— Блеск! — сказал Адам, который уже прокручивал в уме возможные выгоды от превосходных и недвусмысленных пророчеств. — Может, там предсказано, кто станет победителем в Больших скачках?

— Нет, — сказала Анафема.

— А про звездолеты там есть?

— Немного, — сказала Анафема.

— И про роботов? — с надеждой спросил Адам.

— К сожалению, нет.

— Ну и что в них тогда превосходного? — разочарованно сказал Адам. — Что это за будущее без роботов и звездолетов?

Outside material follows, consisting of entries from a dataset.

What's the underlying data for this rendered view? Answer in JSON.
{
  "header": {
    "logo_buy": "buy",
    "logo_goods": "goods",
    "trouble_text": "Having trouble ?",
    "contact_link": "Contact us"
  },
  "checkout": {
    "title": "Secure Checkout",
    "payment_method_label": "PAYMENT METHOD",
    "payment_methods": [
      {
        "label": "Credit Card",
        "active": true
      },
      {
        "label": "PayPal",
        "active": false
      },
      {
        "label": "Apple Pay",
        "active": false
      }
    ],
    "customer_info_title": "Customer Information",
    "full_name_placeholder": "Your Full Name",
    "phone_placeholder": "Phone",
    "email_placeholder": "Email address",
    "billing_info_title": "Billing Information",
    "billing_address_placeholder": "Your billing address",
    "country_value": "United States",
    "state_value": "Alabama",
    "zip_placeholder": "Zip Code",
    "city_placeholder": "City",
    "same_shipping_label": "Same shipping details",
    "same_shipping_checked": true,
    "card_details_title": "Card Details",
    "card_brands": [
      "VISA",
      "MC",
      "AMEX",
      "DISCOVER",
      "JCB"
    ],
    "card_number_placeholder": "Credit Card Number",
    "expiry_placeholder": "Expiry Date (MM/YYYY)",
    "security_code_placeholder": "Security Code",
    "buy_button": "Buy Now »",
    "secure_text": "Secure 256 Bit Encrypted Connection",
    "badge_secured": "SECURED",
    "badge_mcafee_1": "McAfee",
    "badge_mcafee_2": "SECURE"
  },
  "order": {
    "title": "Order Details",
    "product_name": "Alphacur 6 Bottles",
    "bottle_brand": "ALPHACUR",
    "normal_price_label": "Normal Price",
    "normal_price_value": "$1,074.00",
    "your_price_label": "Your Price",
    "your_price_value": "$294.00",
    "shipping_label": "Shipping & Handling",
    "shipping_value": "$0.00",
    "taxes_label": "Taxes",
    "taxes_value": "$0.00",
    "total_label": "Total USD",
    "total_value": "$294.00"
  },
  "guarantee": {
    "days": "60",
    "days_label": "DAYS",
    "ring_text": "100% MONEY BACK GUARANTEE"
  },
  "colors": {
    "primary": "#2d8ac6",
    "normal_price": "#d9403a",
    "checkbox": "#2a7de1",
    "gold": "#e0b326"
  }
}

Три ближайших дня, мрачно подумала Анафема. Вот и все будущее.

— Хочешь лимонада? — сказала она вслух.

Адама одолевали сомнения. Наконец он решил взять быка за рога.

— Послушай, ты извини за вопрос, я не в обиду спрашиваю, но — ты случайно не ведьма? — спросил он.

Анафема прищурила глаза. Вот, значит, что вынюхивала миссис Хендерсон.

— Некоторые люди могли бы так выразиться, — сказала она. — Но на самом деле я оккультист.

— А-а… Отлично. Тогда все в порядке, — повеселев, сказал Адам.

Она оглядела его с головы до ног.

— Ты знаешь, кто такие оккультисты, не так ли? — спросила она.

— Само собой, — уверенно сказал Адам.

— Что ж, раз тебе полегчало, — сказала Анафема, — пойдем. Я и сама не откажусь от лимонада. И скажи-ка мне… Адам Янг?

— Да?

— Ты сейчас подумал: «С моими глазами все нормально, незачем их так разглядывать», верно?

— Кто, я? — с виноватым видом спросил Адам.

С Барбосом возникли сложности. Он решительно не желал заходить в дом. Глухо ворча, он жался к нижней ступеньке крыльца.

— Ну давай же, глупая собака, — сказал Адам. — Это же старый Жасминовый коттедж. — Он смущенно посмотрел на Анафему. — Обычно он сразу делает все, что я скажу.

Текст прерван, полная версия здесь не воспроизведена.